Nearly two years ago, I promised myself I would watch Liv & Ingmar, but only had the opportunity to do so this weekend. I did not know what I would come away with from the film, but in short it was simple and touching, a rather linear account of love becoming friendship and Ullmann’s empowerment because of and in spite of Bergman.
Bergmann’s influence waned long before his death in 2007 as his study of the human condition became spread out among many other film makers and the “silence of God” motif wore thin. Any movie that would rehash any of this would be a doomed venture hardly worth viewing. Fortunately Liv & Ingmar is not such a movie. Besides this is a movie not about Bergman, but the woman he loved and who loved him in return.

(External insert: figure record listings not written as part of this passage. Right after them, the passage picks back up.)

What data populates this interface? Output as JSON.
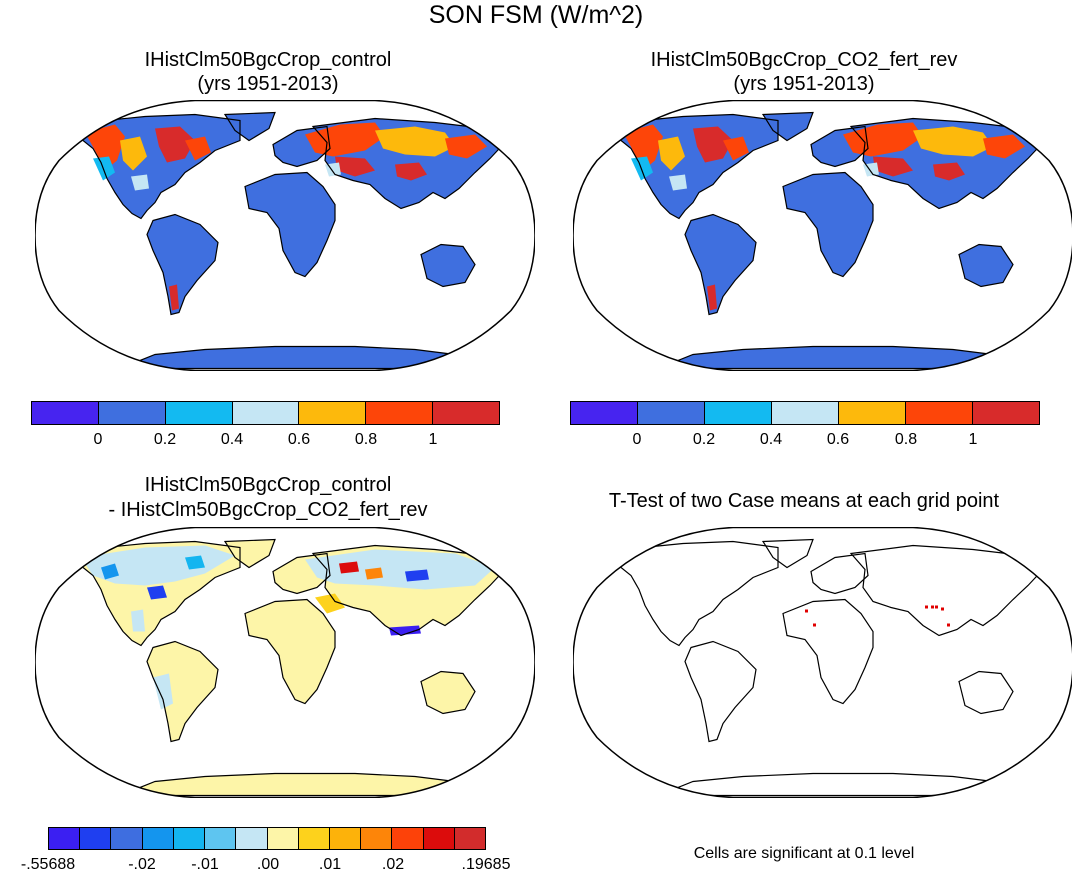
{
  "title": "SON FSM (W/m^2)",
  "panels": [
    {
      "line1": "IHistClm50BgcCrop_control",
      "line2": "(yrs 1951-2013)"
    },
    {
      "line1": "IHistClm50BgcCrop_CO2_fert_rev",
      "line2": "(yrs 1951-2013)"
    },
    {
      "line1": "IHistClm50BgcCrop_control",
      "line2": "- IHistClm50BgcCrop_CO2_fert_rev"
    },
    {
      "line1": "T-Test of two Case means at each grid point",
      "line2": ""
    }
  ],
  "colorbar_main": {
    "colors": [
      "#4724f0",
      "#3f6fdf",
      "#13baf1",
      "#c5e6f4",
      "#fdb90c",
      "#fd4509",
      "#d82b2b"
    ],
    "labels": [
      "0",
      "0.2",
      "0.4",
      "0.6",
      "0.8",
      "1"
    ]
  },
  "colorbar_diff": {
    "colors": [
      "#3b1ff2",
      "#1f3ff0",
      "#3e6ee0",
      "#1495ee",
      "#14b5f0",
      "#5ec5f0",
      "#c5e6f4",
      "#fdf5a8",
      "#fdd21c",
      "#fdb20a",
      "#fd8509",
      "#fd4209",
      "#dc0c0c",
      "#d22c2c"
    ],
    "labels": [
      "-.55688",
      "-.02",
      "-.01",
      ".00",
      ".01",
      ".02",
      ".19685"
    ]
  },
  "note": "Cells are significant at 0.1 level"
}
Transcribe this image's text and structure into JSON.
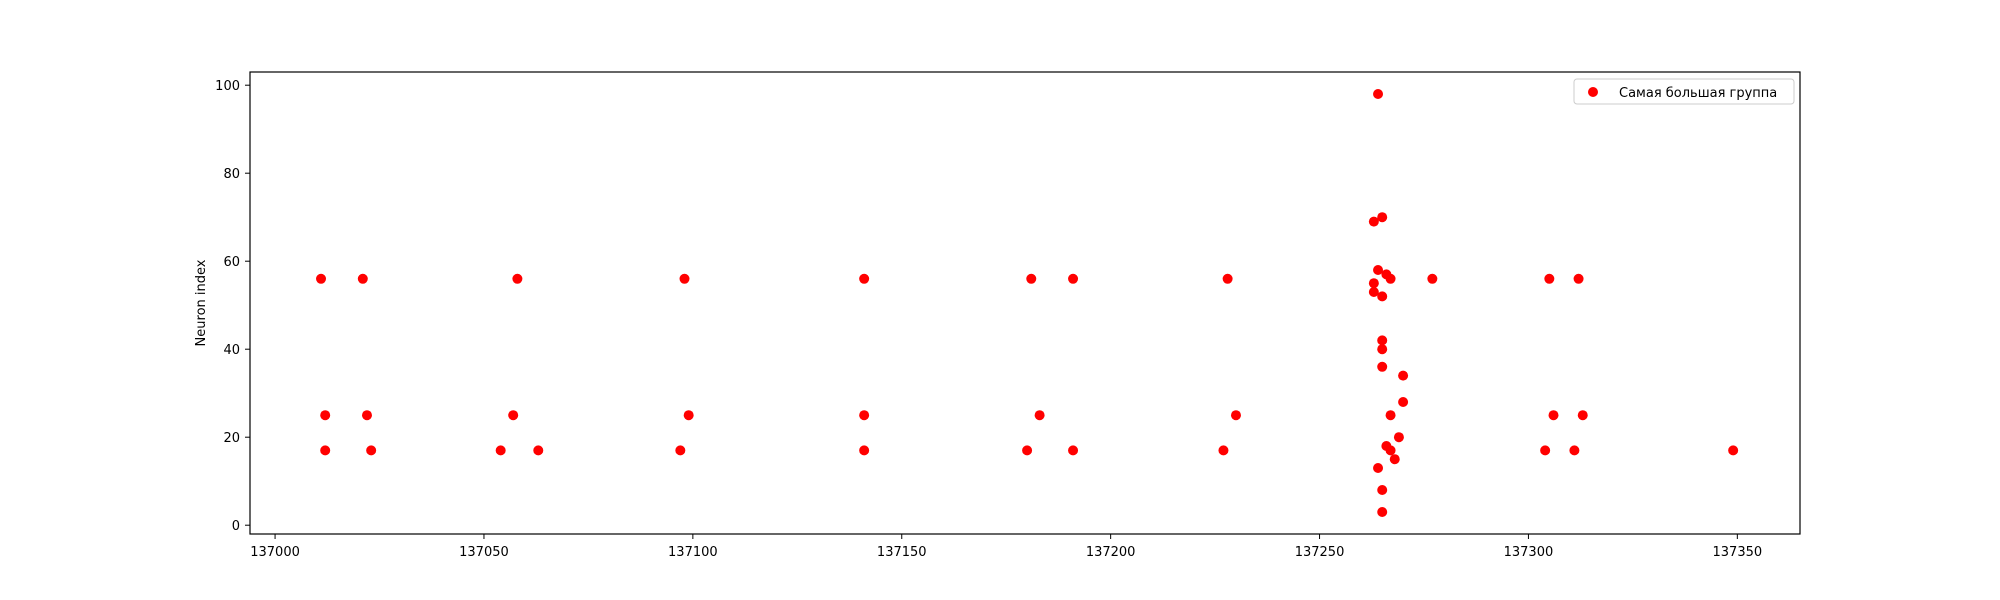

Knowing a little of their relationship gives nothing away; most people who followed either or both Ullmann and Bergman know the outline already. It was the May to December relationship of an older established filmmaker and the young actress who became his muse and lover. They had an unspoken connection that blossomed, knew bliss, became creative, produced a daughter then became marred by his controlling nature and eventually evolved into a friendship and partnership of creativity that was as potent as any affair or marriage.
Central to Liv & Ingmar is Ulmann’s cryptic statement that she could never really leave him, though when she was 68, he did leave her in the most real way possible, but only after she was able to say goodbye and hold him one last time in the house they shared on the sparse island where they fell in love. A little more than two weeks later the “religious” Liv saw the “skeptical” Ingmar laid to rest beneath the spire of the Faro church, a reminder that God holds Ingmar in spite of Ingmar often refusing to hold to God.
The house on Faro is not far from the church. In that house are the walls in Bergmann’s study where every morning Liv and Ingmar would etch hearts and teardrops into the wall to show how they felt about the day and one another. Even after he had married Ingrid Rosen, Ingmar did not paint over the walls. For more than forty years he maintained the little etchings of two people that are there to this day. It would seem that Ingmar, often as skeptical of love as faith, has never been put down by that greatest of human feelings in spite of his attempting to claw free of it.
If you have sought to flee love and cannot, this movie is worth watching. It looks a little at the creativity of two creative people, but it is more about those little moments of bliss and little moments of pain that come with being open to love as well as the great pain of being left alone and the greater joy of knowing you are not alone whenever you find yourself in the place of love.